Special Powers of Rajya Sabha
Rajya Sabha represents the federal principle in Indian polity. Members of Rajya Sabha do not represent any constituency like the Members of Lok Sabha; they represent a particular State/ Union Territory. Being the federal chamber of Parliament of India, it enjoys the following special powers under the Constitution:
The charges against the Vice-President can be levelled only at the Rajya Sabha.
Article 249 of the Constitution
It provides that Rajya Sabha may pass a resolution, by a majority of not less than two-thirds of the Members present and voting to the effect that it is necessary or expedient in the national interest that Parliament should make a law with respect to any matter enumerated in the State List. Then, Parliament is empowered to make a law on the subject specified in the resolution for the whole or any part of the territory of India.
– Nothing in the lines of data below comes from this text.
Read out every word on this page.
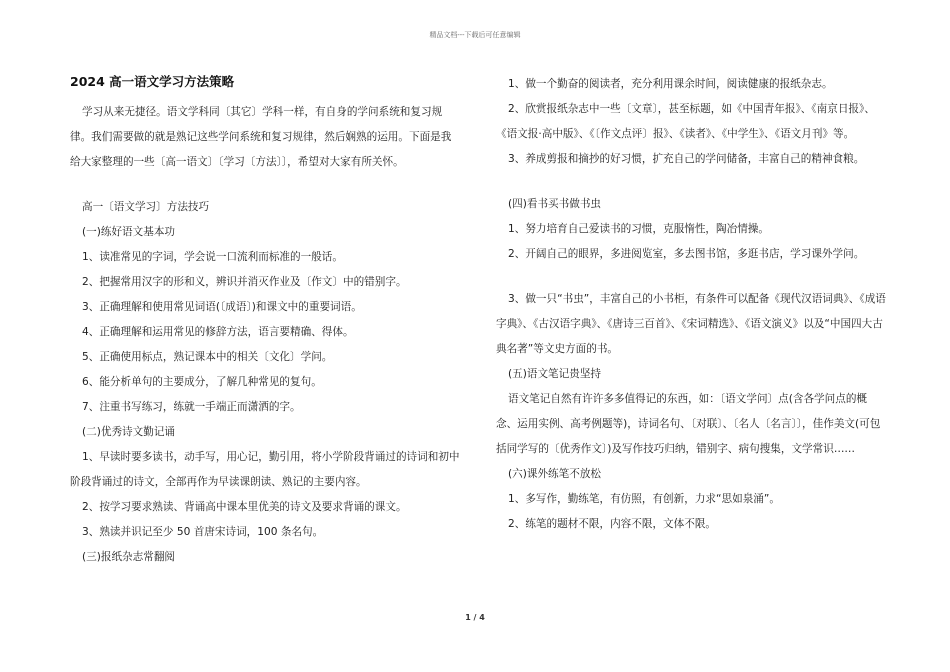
精品文档---下载后可任意编辑
2024 高一语文学习方法策略

学习从来无捷径。语文学科同〔其它〕学科一样，有自身的学问系统和复习规律。我们需要做的就是熟记这些学问系统和复习规律，然后娴熟的运用。下面是我给大家整理的一些〔高一语文〕〔学习〔方法〕〕，希望对大家有所关怀。

高一〔语文学习〕方法技巧

(一)练好语文基本功

1、读准常见的字词，学会说一口流利而标准的一般话。

2、把握常用汉字的形和义，辨识并消灭作业及〔作文〕中的错别字。

3、正确理解和使用常见词语(〔成语〕)和课文中的重要词语。

4、正确理解和运用常见的修辞方法，语言要精确、得体。

5、正确使用标点，熟记课本中的相关〔文化〕学问。

6、能分析单句的主要成分，了解几种常见的复句。

7、注重书写练习，练就一手端正而潇洒的字。

(二)优秀诗文勤记诵

1、早读时要多读书，动手写，用心记，勤引用，将小学阶段背诵过的诗词和初中阶段背诵过的诗文，全部再作为早读课朗读、熟记的主要内容。

2、按学习要求熟读、背诵高中课本里优美的诗文及要求背诵的课文。

3、熟读并识记至少 50 首唐宋诗词，100 条名句。

(三)报纸杂志常翻阅

1、做一个勤奋的阅读者，充分利用课余时间，阅读健康的报纸杂志。

2、欣赏报纸杂志中一些〔文章〕，甚至标题，如《中国青年报》、《南京日报》、《语文报·高中版》、《〔作文点评〕报》、《读者》、《中学生》、《语文月刊》等。

3、养成剪报和摘抄的好习惯，扩充自己的学问储备，丰富自己的精神食粮。

(四)看书买书做书虫

1、努力培育自己爱读书的习惯，克服惰性，陶冶情操。

2、开阔自己的眼界，多进阅览室，多去图书馆，多逛书店，学习课外学问。

3、做一只“书虫”，丰富自己的小书柜，有条件可以配备《现代汉语词典》、《成语字典》、《古汉语字典》、《唐诗三百首》、《宋词精选》、《语文演义》以及“中国四大古典名著”等文史方面的书。

(五)语文笔记贵坚持

语文笔记自然有许许多多值得记的东西，如：〔语文学问〕点(含各学问点的概念、运用实例、高考例题等)，诗词名句、〔对联〕、〔名人〔名言〕〕，佳作美文(可包括同学写的〔优秀作文〕)及写作技巧归纳，错别字、病句搜集，文学常识……

(六)课外练笔不放松

1、多写作，勤练笔，有仿照，有创新，力求“思如泉涌”。

2、练笔的题材不限，内容不限，文体不限。

1 / 4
Such a resolution remains in force for a maximum period of one year but this period can be extended by one year at a time by passing a further resolution.
Article 312 of the Constitution
If Rajya Sabha passes a resolution by a majority of not less than two-thirds of the Members present and voting declaring that it is necessary or expedient in the national interest to create one or more All India Services common to the Union and the State, Parliament has the power to create by law such services.
Under the Constitution, President is empowered to issue Proclamations in the event of the national emergency (Article 352), in the event of failure of constitutional machinery in a State (Article 356), or in the case of financial emergency (Article 360).
Normally, every such proclamation has to be approved by both Houses of Parliament within a stipulated period. Under certain circumstances, however, Rajya Sabha enjoys special powers in this regard. If a Proclamation is issued at a time when Lok Sabha takes place within the period allowed for its approval, then the Proclamation can remain effective if a resolution approving it, is passed by Rajya Sabha.